Seeking the Essential

Costantino Esposito - If someone asked me to give him a definition of what is essential in a person's life, I would probably have some difficulty in answering. This is not because I cannot identify, in principle, the fundamental values of human existence: the irreducible dignity of the self as a person, one's own irreducible freedom, the right to a dignified life, the search for truth and happiness, the need to be recognized and loved, the duty of sharing and responsibility towards others.

These are all things we know, or rather, we think we already know, but at best they remind us of the regulative ideas Kant spoke of, the ones we keep striving for but which soon prove to be unattainable ideals because we can never experience them in space and time. At worst, they become calls to duty to affirm the fundamental over the accidental, to follow the necessary over the superfluous.

In this loss of recognition lies the drama that marks the "essential" in our time: caught between the general principles of humanity and the difficult duties of society, the essential is there, imposing but somewhat inert, incapable of really moving existence, like the glorious weight of our identity and the daily toil of our choices.

Therefore, to the question of how to define the essential, I would like to respond with another question, which perhaps points the way to a non-obvious answer to the first: how is it that today we can perceive the essential in life, in life? In order to define the ex-sensual, we must inevitably return to something that lies before the definition. In fact, it is precisely when the definition loses its relation to that from which it emerges (for it is so: definitions emerge from the experience of the self and of things, and not the other way around...) that the essential enters its critical phase, as is particularly the case today.

On the one hand, to speak of the "essence" of man has always meant to identify his "nature" or, as philosophers would say, the belonging of "man" to a certain genus and species (e.g., the animal genus, that is, living and mortal, but endowed with the specificity of reason). It is an objective identity, not invented by us, but found in us, given to us: it is the "substance" that we ourselves are, but that we do not decide to be.

We are born, we come into the world, we come to be in a "how" that moves us from within, that paradoxically comes from before us. Coming into being is possible precisely because we are not the creators, but only the receivers of being, those who assume ourselves.

But if our essence is identified with our substantial nature, then in order to be more than a general definition or structure, it must occur in a particular individual. Each of us is not just an "accident" of species, not just an accident of essence. Our essential being is given only and eminently in our singular experience. Our nature is given only as "history" happening in each moment; the objectivity of our face as human beings in the subjectivity of our self.

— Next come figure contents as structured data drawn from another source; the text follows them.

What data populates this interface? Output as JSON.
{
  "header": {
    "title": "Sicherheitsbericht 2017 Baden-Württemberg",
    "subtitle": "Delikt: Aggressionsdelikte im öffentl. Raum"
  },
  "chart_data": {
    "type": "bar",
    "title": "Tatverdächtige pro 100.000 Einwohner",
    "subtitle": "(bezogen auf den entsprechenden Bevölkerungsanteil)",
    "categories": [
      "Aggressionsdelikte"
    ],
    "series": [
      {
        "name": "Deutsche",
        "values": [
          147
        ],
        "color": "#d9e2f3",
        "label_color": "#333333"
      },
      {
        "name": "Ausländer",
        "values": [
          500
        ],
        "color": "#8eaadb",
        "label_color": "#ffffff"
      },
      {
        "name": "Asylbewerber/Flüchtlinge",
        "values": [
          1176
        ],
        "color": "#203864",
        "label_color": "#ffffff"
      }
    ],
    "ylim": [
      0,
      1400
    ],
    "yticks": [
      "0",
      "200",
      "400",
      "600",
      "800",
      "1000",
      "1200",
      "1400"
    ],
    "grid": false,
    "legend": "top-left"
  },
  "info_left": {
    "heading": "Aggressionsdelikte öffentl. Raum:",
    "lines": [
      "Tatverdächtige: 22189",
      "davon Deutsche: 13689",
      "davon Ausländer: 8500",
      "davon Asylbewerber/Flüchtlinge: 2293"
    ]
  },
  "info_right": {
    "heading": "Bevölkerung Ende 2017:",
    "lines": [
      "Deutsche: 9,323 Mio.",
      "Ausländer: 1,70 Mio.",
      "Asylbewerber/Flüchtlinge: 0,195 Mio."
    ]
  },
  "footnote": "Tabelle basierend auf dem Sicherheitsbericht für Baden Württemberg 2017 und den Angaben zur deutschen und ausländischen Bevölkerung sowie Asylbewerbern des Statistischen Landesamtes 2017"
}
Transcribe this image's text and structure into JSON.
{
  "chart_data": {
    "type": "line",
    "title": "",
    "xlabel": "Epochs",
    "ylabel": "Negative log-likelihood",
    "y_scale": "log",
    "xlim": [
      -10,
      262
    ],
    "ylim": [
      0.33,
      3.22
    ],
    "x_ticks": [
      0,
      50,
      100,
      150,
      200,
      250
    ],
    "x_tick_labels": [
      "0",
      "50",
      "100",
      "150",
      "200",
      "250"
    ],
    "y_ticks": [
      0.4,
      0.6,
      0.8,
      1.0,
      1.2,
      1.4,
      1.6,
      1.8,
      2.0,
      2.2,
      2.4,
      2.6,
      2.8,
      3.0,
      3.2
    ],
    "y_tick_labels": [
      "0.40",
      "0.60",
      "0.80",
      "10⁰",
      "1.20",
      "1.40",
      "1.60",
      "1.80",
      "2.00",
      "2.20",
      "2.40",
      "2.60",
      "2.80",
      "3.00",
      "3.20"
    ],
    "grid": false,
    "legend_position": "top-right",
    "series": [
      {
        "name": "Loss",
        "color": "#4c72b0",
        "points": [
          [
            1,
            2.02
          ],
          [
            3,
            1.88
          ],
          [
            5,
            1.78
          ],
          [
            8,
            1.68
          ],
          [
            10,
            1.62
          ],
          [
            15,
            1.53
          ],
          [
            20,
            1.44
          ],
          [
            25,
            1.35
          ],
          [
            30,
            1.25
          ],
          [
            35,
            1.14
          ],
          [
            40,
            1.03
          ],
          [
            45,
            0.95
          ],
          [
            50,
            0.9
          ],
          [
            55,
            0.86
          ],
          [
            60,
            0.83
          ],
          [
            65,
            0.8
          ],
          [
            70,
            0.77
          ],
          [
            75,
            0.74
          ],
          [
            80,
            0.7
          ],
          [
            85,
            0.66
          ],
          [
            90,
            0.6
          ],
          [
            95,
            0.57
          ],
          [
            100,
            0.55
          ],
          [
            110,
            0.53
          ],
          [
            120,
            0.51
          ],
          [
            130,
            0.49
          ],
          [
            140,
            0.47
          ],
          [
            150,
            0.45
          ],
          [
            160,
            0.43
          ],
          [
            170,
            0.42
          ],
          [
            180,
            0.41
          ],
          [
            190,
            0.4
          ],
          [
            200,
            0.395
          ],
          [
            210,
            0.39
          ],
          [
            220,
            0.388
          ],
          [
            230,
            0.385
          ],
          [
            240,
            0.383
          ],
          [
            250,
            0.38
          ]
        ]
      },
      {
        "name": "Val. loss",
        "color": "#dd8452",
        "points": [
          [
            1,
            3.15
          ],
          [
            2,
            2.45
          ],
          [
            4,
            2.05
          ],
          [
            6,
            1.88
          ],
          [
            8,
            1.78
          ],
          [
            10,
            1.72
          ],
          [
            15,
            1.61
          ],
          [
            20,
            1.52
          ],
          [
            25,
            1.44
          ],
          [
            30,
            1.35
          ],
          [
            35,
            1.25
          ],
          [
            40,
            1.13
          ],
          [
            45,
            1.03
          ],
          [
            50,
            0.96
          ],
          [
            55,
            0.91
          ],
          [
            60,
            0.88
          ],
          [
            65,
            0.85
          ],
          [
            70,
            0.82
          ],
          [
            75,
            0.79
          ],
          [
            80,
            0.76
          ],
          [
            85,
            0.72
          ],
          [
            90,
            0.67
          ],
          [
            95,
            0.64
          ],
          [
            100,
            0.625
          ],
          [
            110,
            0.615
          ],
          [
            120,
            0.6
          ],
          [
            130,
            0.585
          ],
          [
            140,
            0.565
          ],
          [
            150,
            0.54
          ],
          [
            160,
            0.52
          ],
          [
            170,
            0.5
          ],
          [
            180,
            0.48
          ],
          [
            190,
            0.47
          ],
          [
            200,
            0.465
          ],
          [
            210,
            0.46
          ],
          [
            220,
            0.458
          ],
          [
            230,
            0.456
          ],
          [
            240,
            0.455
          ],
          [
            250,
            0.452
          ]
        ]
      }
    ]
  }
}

Therefore, the question of what is essential in life and for life coincides with the possibility we still have of noticing ourselves. Being and noticing being tend to coincide here. Of course, being is always greater than our awareness, but without this awareness it would not really be "essential.

That is, meaningful to us, but only a meaningless assumption to be endured, or a goal to be constructed by ourselves. Instead, the essential urges us, and it urges everything.

Or it is not.

And we have a foolproof test of whether we still recognize the essential in our nihilistic time, or whether we treat it as a senseless but unrealizable presupposition. The nihilism of our time suggests in the common mindset that we may well seek the ultimate meaning of our being in the world, but it will be impossible for us to find it because it is not there. And in the end, it will prove impossible to even continue to search for it. In this extreme state, the essential is no longer perceived as the concept of a need of our self. Perhaps it is an abstract principle, as mentioned above, or a duty, but no longer our real need.

But on closer inspection, it is precisely in our need that we can find the thread of resistance of the essential within us. The need for everything: not for one thing or another, but for being, for living, for breathing life. In fact, the need for every single thing, even those we could do without, is never "superfluous," because in every need a desire is rekindled that no satisfaction can ever silence.

We can also refuse to listen to this desire, which never, unpredictably, ceases to move us.

We can try to appease it in our strategies of self-construction.

We can even curse it or deny it. There is a permanent gap between our achievements and our desire that can never be closed, that always reopens. Is this not a sign that we are becoming aware of what is or can be essential to us?
The article was published on “Osservatore Romano” and the author has not revised the translation.